Des toilettes payantes En 2009 O'Leary annonce qu'il va désormais faire payer les toilettes une livre, soit 1,12 euros, à ses passagers. Pour rendre cela possible, il compte placer un système de fermeture à pièce. Le porte-parole dément très vite ces propos et précise qu'O'Leary avait pensé à voix haute et que tout ça n'était qu'une blague.

Des frais supplémentaires Si le prix du billet de base reste extrêmement compétitif, les frais annexes n'ont cessé d'augmenter. Par exemple il y a des frais de réservation lorsqu'on réserve son vol en ligne alors qu'il n'existe pratiquement aucune autre manière de faire. Ces frais ont été depuis supprimés, mais il en reste d'autres: Il faut payer le checking des bagages, pour manger, boire et il existe un supplément lorsqu'on utilise une carte de crédit.

Décourager les bagages

En août de cette année, le prix des bagages a encore augmenté. O'Leary annonce très clairement que son but est de continuer à monter les prix pour que plus personne n'ait envie de s'encombrer de bagages. Pour l'instant, grâce à ça il aurait réussi à décourager un cinquième de passagers supplémentaires.

La taxe du gras

Une autre des déclarations controversée de O'Leary, et qui n'est, pour l'instant, pas encore appliquée, c'est de demander un supplément aux personnes qui sont en surpoids. L'idée lui était venue après qu'une enquête internationale ait révélé que de nombreux passagers n'étaient pas opposés à ce genre de taxe. Si celle-ci n'est pas encore appliquée, c'est essentiellement pour des raisons pratiques

Des places debout

O'Leary ne désespère pas de pouvoir offrir un jour des places debout dans les avions. Le patron de Ryanair trouve ridicule que le port de la ceinture soit encore obligatoire à l'heure actuelle. "Si l'avion s'écrase, la ceinture ne sert à rien. Dans le métro londonien, personne ne porte de ceinture." O'Leary pense proposer ces places pour des vols européens où il y a peu de turbulences et pour la modique somme d'une livre.

Supprimer les copilotes

Pour réduire les coûts des vols, Oleary lance en 2010 l'idée de supprimer les copilotes et de les remplacer par des formations aux hôtesses afin que ces dernières sachent quoi faire en cas de besoin.

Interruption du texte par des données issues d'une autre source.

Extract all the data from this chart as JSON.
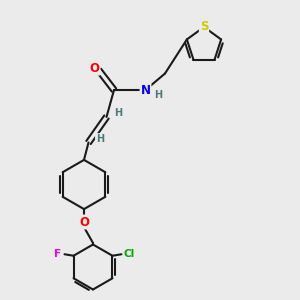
{
  "background_color": "#ebebeb",
  "bond_color": "#1a1a1a",
  "atom_colors": {
    "O": "#ff0000",
    "N": "#0000ee",
    "S": "#cccc00",
    "F": "#ee00ee",
    "Cl": "#00aa00",
    "H": "#4a7a7a",
    "C": "#1a1a1a"
  },
  "figsize": [
    3.0,
    3.0
  ],
  "dpi": 100
}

Une surprenante révélation

En septembre de cette année, O'Leary surprend en annonçant que "la réputation de macho de l'entreprise pourrait bien à l'avenir avoir un impact négatif sur sa compagnie" et qu'il pourrait envisager "une approche plus dirigée vers les clients" . L'irlandais reconnait aussi qu'une application stricto sensu des règles peut crisper le passager et que ceci doit être évité. Il promet même d'y remédier.

Boycot

Les tensions qui existent entre Ryanair et les institutions européennes ne sont un secret pour personne. O'leary a même accusé la Commission Européenne de boycotter sa compagnie. "La Commission interdit à ses membres de voler sur un vol lowcost. Elle ment lorsqu'elle prétend ne pas boycotter Ryanair" .

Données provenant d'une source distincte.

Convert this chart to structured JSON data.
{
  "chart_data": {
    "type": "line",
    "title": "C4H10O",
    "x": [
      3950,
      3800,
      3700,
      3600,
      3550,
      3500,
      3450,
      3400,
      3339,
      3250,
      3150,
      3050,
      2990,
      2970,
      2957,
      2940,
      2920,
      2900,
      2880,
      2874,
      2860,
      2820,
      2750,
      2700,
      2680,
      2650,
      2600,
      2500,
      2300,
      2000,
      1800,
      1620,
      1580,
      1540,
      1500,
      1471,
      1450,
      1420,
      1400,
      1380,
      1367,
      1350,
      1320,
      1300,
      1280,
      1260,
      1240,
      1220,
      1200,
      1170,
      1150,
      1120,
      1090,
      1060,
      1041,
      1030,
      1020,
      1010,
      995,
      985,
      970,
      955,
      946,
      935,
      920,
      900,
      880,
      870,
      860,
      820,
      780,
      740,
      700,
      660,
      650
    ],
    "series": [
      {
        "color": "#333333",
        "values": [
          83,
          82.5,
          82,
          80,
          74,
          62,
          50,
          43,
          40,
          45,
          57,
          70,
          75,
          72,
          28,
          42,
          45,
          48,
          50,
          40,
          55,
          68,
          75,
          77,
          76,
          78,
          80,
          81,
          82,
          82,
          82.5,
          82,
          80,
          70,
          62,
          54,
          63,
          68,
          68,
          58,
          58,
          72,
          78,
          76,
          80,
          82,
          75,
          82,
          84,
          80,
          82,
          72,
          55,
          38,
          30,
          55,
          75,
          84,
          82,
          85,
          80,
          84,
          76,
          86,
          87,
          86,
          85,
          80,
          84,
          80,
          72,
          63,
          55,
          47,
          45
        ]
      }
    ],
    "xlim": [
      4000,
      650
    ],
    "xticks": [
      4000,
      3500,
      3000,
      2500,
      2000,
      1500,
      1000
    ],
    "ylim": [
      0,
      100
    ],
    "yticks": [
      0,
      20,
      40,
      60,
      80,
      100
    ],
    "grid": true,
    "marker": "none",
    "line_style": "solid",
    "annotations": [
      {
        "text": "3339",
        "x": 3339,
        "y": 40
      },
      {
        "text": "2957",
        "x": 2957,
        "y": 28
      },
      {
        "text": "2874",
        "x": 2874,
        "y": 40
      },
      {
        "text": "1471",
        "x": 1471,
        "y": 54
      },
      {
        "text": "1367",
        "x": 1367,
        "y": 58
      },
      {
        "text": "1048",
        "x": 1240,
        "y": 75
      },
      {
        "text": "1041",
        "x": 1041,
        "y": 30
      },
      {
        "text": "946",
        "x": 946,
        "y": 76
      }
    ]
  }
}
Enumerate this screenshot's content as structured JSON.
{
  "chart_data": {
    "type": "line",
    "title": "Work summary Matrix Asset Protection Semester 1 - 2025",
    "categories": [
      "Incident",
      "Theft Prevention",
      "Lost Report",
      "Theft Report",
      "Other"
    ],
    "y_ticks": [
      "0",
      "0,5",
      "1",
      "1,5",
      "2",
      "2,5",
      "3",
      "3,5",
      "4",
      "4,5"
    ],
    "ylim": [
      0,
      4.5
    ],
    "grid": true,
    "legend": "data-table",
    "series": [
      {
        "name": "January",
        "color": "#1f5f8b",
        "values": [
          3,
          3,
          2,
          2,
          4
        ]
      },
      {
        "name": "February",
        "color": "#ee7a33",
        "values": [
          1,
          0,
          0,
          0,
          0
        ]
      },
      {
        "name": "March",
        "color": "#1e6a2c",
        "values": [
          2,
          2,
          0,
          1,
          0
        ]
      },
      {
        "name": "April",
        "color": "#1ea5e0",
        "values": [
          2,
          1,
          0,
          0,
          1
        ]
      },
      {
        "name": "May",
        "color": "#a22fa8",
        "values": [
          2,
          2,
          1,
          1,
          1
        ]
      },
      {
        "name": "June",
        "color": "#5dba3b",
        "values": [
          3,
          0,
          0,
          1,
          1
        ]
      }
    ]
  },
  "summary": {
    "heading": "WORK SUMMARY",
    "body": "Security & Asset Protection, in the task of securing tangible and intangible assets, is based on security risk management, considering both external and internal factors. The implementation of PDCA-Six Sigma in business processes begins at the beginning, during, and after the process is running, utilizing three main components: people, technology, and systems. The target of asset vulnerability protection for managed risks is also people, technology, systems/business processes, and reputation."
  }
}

En conflit avec le gouvernement wallon

Lorsque le gouvernement wallon annonce en juillet qu'il va introduire une taxe de trois euros par tickets aux passagers qui décollent de Liège ou Charleroi, O'Leary menace de ne plus voler vers Charleroi. La menace aura fait son effet puisque l'idée de la taxe tombe à l'eau.

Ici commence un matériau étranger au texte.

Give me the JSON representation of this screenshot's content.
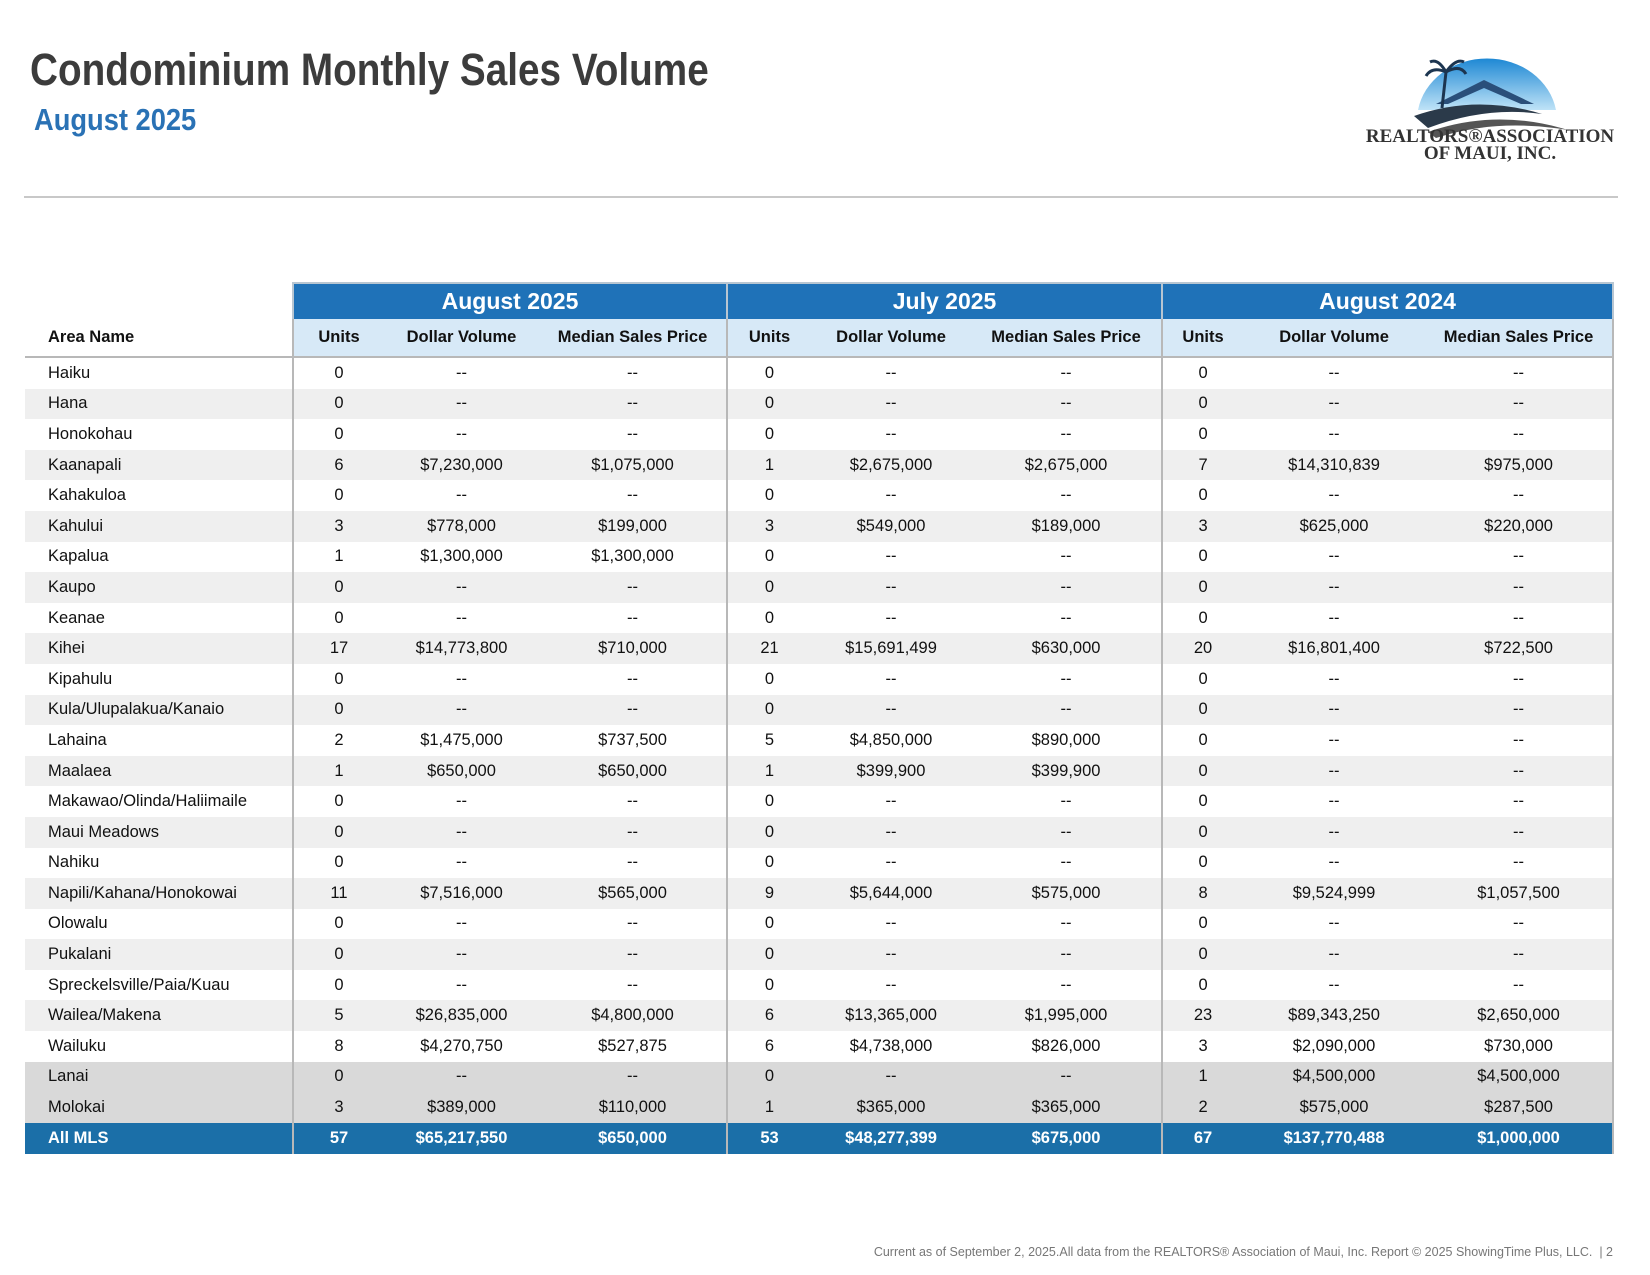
{
  "header": {
    "title": "Condominium Monthly Sales Volume",
    "subtitle": "August 2025"
  },
  "logo": {
    "line1": "REALTORS®ASSOCIATION",
    "line2": "OF MAUI, INC."
  },
  "table": {
    "group_headers": [
      "August 2025",
      "July 2025",
      "August 2024"
    ],
    "column_headers": [
      "Area Name",
      "Units",
      "Dollar Volume",
      "Median Sales Price",
      "Units",
      "Dollar Volume",
      "Median Sales Price",
      "Units",
      "Dollar Volume",
      "Median Sales Price"
    ],
    "rows": [
      [
        "Haiku",
        0,
        "--",
        "--",
        0,
        "--",
        "--",
        0,
        "--",
        "--"
      ],
      [
        "Hana",
        0,
        "--",
        "--",
        0,
        "--",
        "--",
        0,
        "--",
        "--"
      ],
      [
        "Honokohau",
        0,
        "--",
        "--",
        0,
        "--",
        "--",
        0,
        "--",
        "--"
      ],
      [
        "Kaanapali",
        6,
        "$7,230,000",
        "$1,075,000",
        1,
        "$2,675,000",
        "$2,675,000",
        7,
        "$14,310,839",
        "$975,000"
      ],
      [
        "Kahakuloa",
        0,
        "--",
        "--",
        0,
        "--",
        "--",
        0,
        "--",
        "--"
      ],
      [
        "Kahului",
        3,
        "$778,000",
        "$199,000",
        3,
        "$549,000",
        "$189,000",
        3,
        "$625,000",
        "$220,000"
      ],
      [
        "Kapalua",
        1,
        "$1,300,000",
        "$1,300,000",
        0,
        "--",
        "--",
        0,
        "--",
        "--"
      ],
      [
        "Kaupo",
        0,
        "--",
        "--",
        0,
        "--",
        "--",
        0,
        "--",
        "--"
      ],
      [
        "Keanae",
        0,
        "--",
        "--",
        0,
        "--",
        "--",
        0,
        "--",
        "--"
      ],
      [
        "Kihei",
        17,
        "$14,773,800",
        "$710,000",
        21,
        "$15,691,499",
        "$630,000",
        20,
        "$16,801,400",
        "$722,500"
      ],
      [
        "Kipahulu",
        0,
        "--",
        "--",
        0,
        "--",
        "--",
        0,
        "--",
        "--"
      ],
      [
        "Kula/Ulupalakua/Kanaio",
        0,
        "--",
        "--",
        0,
        "--",
        "--",
        0,
        "--",
        "--"
      ],
      [
        "Lahaina",
        2,
        "$1,475,000",
        "$737,500",
        5,
        "$4,850,000",
        "$890,000",
        0,
        "--",
        "--"
      ],
      [
        "Maalaea",
        1,
        "$650,000",
        "$650,000",
        1,
        "$399,900",
        "$399,900",
        0,
        "--",
        "--"
      ],
      [
        "Makawao/Olinda/Haliimaile",
        0,
        "--",
        "--",
        0,
        "--",
        "--",
        0,
        "--",
        "--"
      ],
      [
        "Maui Meadows",
        0,
        "--",
        "--",
        0,
        "--",
        "--",
        0,
        "--",
        "--"
      ],
      [
        "Nahiku",
        0,
        "--",
        "--",
        0,
        "--",
        "--",
        0,
        "--",
        "--"
      ],
      [
        "Napili/Kahana/Honokowai",
        11,
        "$7,516,000",
        "$565,000",
        9,
        "$5,644,000",
        "$575,000",
        8,
        "$9,524,999",
        "$1,057,500"
      ],
      [
        "Olowalu",
        0,
        "--",
        "--",
        0,
        "--",
        "--",
        0,
        "--",
        "--"
      ],
      [
        "Pukalani",
        0,
        "--",
        "--",
        0,
        "--",
        "--",
        0,
        "--",
        "--"
      ],
      [
        "Spreckelsville/Paia/Kuau",
        0,
        "--",
        "--",
        0,
        "--",
        "--",
        0,
        "--",
        "--"
      ],
      [
        "Wailea/Makena",
        5,
        "$26,835,000",
        "$4,800,000",
        6,
        "$13,365,000",
        "$1,995,000",
        23,
        "$89,343,250",
        "$2,650,000"
      ],
      [
        "Wailuku",
        8,
        "$4,270,750",
        "$527,875",
        6,
        "$4,738,000",
        "$826,000",
        3,
        "$2,090,000",
        "$730,000"
      ]
    ],
    "island_rows": [
      [
        "Lanai",
        0,
        "--",
        "--",
        0,
        "--",
        "--",
        1,
        "$4,500,000",
        "$4,500,000"
      ],
      [
        "Molokai",
        3,
        "$389,000",
        "$110,000",
        1,
        "$365,000",
        "$365,000",
        2,
        "$575,000",
        "$287,500"
      ]
    ],
    "total": [
      "All MLS",
      57,
      "$65,217,550",
      "$650,000",
      53,
      "$48,277,399",
      "$675,000",
      67,
      "$137,770,488",
      "$1,000,000"
    ]
  },
  "footer": {
    "text": "Current as of September 2, 2025.All data from the REALTORS® Association of Maui, Inc. Report © 2025 ShowingTime Plus, LLC.",
    "page": "| 2"
  }
}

Des déclarations controversées

O'Leary est connu pour ses déclarations-chocs sur tous les sujets. Il y a quelques semaines, il déclare dans une interview que l'homme ferait mieux de ne pas assister à la naissance de son enfant et que les congés parentaux pour les hommes sont ridicules. "Des hommes qui veulent passer leur temps libre avec des bébés ne font que feindre un intérêt. Nous distribuons notre semence et les femmes s'occupent du bébé".